How to Talk to "The Other Side"
If you must.
Every time I share my opinion, the damndest thing happens:
People have DIFFERENT opinions.
Don’t they know I spend an inordinate amount of time forming my opinions? I rehearse arguments in the shower like it’s opening night at the Off-Broadway production of Socratic Dialogue: The Musical. I fall down 3 am Wikipedia rabbit holes. I listen to podcasts hosted by men named Malcolm or Ezra or Chidi. My opinions have footnotes.
And then someone shows up with theirs, something freshly harvested from the Instagram for you tab, and wants to square up.
I mean, y’all.
Why do these people LIVE NEAR ME?
Did I not sign a lease in the Thoughtfully Moderate Historic District?
And now I’m supposed to interact with them? At school pickup? At family dinner? On Threads?
Okay, fine. I took a break from internally screaming and did some research on how to have conversations with humans who believe incorrect things. (See what I did there? That’s Step 1.
Step 1: Pretend you respect them
This is an acting challenge. Think Meryl Streep playing a yoga instructor who just found out her student stormed the Capitol.
The key is to fake it well enough that your internal monologue (”I cannot BELIEVE you just said that”) doesn’t leak out through your eyebrows.
This is called mutual respect.
It involves something psychologists call “feeling heard.” (You might remember this from kindergarten or your last marriage.)
In these moments, I repeat to myself:
“Empathy doesn’t mean endorsement.”
Because no, I do not endorse your theory that the moon landing was faked by Pixar. But I will nod politely until you stop speaking.
Step 2: Find a shared identity
Sometimes it’s easy:
“We both have kneecaps!”
“I also enjoy inhaling air!”
“Wow, you also believe in dogs? Incredible!”
Other times, you have to dig deeper:
“We are both people who have, at some point, eaten soup.”

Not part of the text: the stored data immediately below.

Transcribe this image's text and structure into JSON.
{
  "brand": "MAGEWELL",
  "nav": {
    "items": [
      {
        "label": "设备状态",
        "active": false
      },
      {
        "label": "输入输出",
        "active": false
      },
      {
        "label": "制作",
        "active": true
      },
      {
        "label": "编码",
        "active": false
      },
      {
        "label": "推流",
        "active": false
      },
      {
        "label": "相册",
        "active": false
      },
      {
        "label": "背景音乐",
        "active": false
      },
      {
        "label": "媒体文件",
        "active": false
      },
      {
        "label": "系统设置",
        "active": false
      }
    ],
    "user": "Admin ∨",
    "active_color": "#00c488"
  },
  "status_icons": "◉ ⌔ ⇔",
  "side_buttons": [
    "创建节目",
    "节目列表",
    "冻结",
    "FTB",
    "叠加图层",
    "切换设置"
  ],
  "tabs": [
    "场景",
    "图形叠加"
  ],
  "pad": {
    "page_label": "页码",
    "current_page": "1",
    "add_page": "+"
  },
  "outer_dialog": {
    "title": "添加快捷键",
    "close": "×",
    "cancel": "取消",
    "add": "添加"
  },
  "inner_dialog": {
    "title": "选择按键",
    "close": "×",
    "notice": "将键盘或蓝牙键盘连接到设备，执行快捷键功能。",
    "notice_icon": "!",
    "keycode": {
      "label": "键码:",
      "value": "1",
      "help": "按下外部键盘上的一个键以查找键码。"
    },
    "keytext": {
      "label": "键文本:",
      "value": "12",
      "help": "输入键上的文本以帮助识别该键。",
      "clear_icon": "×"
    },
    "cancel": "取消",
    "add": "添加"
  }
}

This is called bridging. It’s how you go from “That person is a threat to democracy” to “That person enjoys grilled cheese. I, too, enjoy grilled cheese. Maybe there’s hope.”
Step 3: Frame it right
Are you a liberal talking to a conservative? Use frames like:
🇺🇸 Patriotism
🧼 Purity
🏛️ Preserving tradition
Are you a conservative talking to a liberal? Try:
🥫 Helping the vulnerable
🌱 Equity
🎟️ Dismantling systemic oppression one awkward Slack emoji reaction at a time
Reframing is the art of saying:
“This thing I believe in is ALSO the thing you believe in, but in a different typeface.”
Step 4: Ask better questions
Bad questions:
“How can you believe that nonsense?”
“Don’t you love your children?”
“Did you eat paint chips as a child?”
Better question:
“How do you know that’s true?”
or
“Can you walk me through how that policy works?”
There’s real research on this. Not TikTok research. Actual research, by people with glasses. And tenure.
Apparently, when people are asked to explain something in detail, they often realize they... can’t. It’s called the Illusion of Explanatory Depth.
(Make that your band name.)
Step 5: Repeat. Poorly. Then try again.
You’re going to fail at this. Badly. You will feel sweaty. You will say dumb things. You will think of a perfect comeback in the parking lot 40 minutes later.
Congratulations. That’s growth.
The Ethical Technologist Weighs In
Listen, friends. I’m terrible at this. I hate Step 4. I don’t ask questions. I debate. I logic-trap. I start mentally writing Substack rebuttals mid-conversation.
But I’m learning. Slowly. Painfully. One failed family reunion at a time.
What I’ve learned is this:
We are all under cognitive load collapse.
We are maxed out on decisions, notifications, and global instability with a side of dental bills.
So maybe, just maybe, when someone starts spouting garbage, I don’t need to prove them wrong in a blaze of hyperlinks.
Maybe I just ask:
“Where’d you hear that?”
“What makes that feel true to you?”
And maybe we both leave with our dignity and our casseroles intact.